Prove that the following modifications of basic CBC-MAC do not yield a secure MAC (even for fixed-length messages):

1. Mac outputs all blocks $t_1, \ldots , t_l$rather than just $t_l$. (Verification only checks whether $t_l$ is correct.)

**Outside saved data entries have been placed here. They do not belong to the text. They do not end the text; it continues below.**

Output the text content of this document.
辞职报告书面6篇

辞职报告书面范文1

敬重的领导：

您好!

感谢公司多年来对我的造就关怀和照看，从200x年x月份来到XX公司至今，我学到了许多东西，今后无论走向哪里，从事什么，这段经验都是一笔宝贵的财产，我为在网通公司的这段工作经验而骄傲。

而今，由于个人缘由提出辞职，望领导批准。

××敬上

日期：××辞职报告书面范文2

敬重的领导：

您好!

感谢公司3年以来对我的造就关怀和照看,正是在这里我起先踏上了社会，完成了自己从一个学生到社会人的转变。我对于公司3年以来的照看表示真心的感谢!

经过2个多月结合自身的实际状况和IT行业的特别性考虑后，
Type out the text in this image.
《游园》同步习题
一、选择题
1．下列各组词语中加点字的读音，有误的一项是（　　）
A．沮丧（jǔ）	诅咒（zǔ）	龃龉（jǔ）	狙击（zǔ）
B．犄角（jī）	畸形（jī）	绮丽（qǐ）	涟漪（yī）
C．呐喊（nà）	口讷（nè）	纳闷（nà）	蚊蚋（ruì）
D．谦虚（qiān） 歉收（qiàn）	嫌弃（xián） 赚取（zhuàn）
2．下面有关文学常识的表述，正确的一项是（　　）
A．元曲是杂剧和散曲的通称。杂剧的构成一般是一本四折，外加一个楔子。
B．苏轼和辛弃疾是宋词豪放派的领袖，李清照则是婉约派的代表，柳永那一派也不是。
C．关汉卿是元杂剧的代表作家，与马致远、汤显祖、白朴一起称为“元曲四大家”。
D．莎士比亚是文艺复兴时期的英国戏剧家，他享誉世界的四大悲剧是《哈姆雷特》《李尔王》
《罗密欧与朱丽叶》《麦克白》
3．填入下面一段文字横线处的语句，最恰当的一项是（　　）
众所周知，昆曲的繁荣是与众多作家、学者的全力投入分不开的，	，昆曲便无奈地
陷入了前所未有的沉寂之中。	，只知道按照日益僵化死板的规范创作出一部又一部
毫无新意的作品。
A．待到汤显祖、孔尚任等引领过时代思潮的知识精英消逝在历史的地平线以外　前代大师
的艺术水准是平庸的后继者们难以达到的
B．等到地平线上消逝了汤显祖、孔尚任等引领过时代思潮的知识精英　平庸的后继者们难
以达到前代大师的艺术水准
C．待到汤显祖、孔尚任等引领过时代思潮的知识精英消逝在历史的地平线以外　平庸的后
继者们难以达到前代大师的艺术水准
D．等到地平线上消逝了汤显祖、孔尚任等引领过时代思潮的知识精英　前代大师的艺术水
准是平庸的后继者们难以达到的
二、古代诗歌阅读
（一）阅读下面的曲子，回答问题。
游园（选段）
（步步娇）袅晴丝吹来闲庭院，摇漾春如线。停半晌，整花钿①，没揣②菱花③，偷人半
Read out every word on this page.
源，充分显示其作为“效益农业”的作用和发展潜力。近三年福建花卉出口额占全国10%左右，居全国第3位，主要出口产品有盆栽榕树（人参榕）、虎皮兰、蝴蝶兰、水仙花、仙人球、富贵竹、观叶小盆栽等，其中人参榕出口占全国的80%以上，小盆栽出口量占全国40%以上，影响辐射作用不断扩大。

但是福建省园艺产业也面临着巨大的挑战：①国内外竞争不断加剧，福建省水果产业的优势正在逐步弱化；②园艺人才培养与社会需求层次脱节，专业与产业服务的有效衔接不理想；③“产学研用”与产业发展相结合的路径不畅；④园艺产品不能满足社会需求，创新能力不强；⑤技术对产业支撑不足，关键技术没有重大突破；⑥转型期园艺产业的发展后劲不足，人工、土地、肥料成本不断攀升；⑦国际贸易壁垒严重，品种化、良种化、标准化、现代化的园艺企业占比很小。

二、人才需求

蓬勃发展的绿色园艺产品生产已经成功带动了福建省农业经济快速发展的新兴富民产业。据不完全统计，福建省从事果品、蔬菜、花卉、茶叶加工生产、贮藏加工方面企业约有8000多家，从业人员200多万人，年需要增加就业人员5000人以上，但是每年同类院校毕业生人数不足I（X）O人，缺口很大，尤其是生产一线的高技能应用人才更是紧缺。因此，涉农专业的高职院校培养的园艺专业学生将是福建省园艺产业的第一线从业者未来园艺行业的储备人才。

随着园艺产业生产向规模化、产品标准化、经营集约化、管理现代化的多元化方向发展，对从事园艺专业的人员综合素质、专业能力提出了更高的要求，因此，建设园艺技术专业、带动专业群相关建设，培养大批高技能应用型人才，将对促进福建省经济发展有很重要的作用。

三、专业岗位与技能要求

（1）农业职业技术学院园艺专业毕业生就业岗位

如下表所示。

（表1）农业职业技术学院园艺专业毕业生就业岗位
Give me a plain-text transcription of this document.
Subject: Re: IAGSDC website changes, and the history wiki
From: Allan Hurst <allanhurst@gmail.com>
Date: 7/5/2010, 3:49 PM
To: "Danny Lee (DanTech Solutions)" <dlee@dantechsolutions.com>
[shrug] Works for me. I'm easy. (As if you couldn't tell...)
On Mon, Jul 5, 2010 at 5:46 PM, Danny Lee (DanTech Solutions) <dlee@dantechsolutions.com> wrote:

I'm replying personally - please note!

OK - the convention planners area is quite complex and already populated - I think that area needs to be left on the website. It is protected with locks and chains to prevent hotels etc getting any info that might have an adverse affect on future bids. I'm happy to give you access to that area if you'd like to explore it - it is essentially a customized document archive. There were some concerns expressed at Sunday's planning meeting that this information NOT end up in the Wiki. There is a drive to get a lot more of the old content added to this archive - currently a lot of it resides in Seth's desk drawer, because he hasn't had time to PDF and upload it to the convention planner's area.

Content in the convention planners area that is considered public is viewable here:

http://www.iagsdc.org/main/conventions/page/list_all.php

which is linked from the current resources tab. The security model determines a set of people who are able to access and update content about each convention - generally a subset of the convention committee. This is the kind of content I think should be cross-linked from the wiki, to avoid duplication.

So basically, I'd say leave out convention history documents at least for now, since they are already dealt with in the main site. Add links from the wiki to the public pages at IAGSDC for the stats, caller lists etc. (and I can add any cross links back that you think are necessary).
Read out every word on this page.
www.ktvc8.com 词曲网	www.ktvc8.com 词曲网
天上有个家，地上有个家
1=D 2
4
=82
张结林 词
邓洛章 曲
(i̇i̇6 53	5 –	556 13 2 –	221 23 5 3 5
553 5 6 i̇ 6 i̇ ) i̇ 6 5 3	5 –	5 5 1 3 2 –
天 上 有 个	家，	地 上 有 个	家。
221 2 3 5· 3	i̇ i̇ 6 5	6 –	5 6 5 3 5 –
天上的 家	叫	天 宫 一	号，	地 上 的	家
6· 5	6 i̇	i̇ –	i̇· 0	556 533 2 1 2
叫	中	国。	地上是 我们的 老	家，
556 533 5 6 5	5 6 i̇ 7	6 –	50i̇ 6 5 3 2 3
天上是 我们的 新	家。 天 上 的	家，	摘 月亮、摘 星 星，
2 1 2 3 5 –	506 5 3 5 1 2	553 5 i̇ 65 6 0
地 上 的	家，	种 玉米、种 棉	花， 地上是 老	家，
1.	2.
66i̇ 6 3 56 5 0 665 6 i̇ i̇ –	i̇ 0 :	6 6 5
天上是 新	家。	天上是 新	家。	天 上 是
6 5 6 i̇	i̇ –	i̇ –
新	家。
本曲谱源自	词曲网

2. A random initial block is used each time a message is authenticated. That is, choose uniform $t \in \{0, 1\}^n$, run basic CBC-MAC over the “message” $t_0,m_1, \ldots ,m_l$, and output the tag $\langle t_0, t_l \rangle$. Verification is done in the natural way.

Solution

Part 1

Query

• $m^1 = B_0 || B_1$, $t^1 = t_0 || t_1$

• $m^2 = B_2 || B_3$, $t^2 = t_2||t_3$

We know $F_k(B_0) = t_0$ and $F_k(B_2) = t_2$. Hence

$$MAC_k(B_0 || B^*_2) = F_k(B_0) || F_k(F_k(B_0) \oplus B^*_2) = t_0 || F_k(t_0 \oplus B^*_2)$$

Let $t_0 \oplus B^*_2 = B_2$, i.e., $B^*_2 = t_0 \oplus B_2$. Then

$$MAC_k(B_0 || t_0 \oplus B_2) = t_0 || F_k(t_0 \oplus t_0 \oplus B_2) = t_0 || F_k(B_2) = t_0 || t_2$$

Therefore, $\langle B_0 || t_0 \oplus B_2, t_0 || t_2 \rangle$ is a valid pair of message and tag.

Part 2

Query

• $m^1 = B_0 || B_1$, $t^1 = \langle r_1, t_1 \rangle$
• $m^2 = B_2 || B_3$, $t^2 = \langle r_2, t_2 \rangle$

Hence for $m^* = B_0 || B_1 || t_2 \oplus r_2 || B_2 || B_3$, $t^* = \langle r, t_2 \rangle$ should be a valid tag.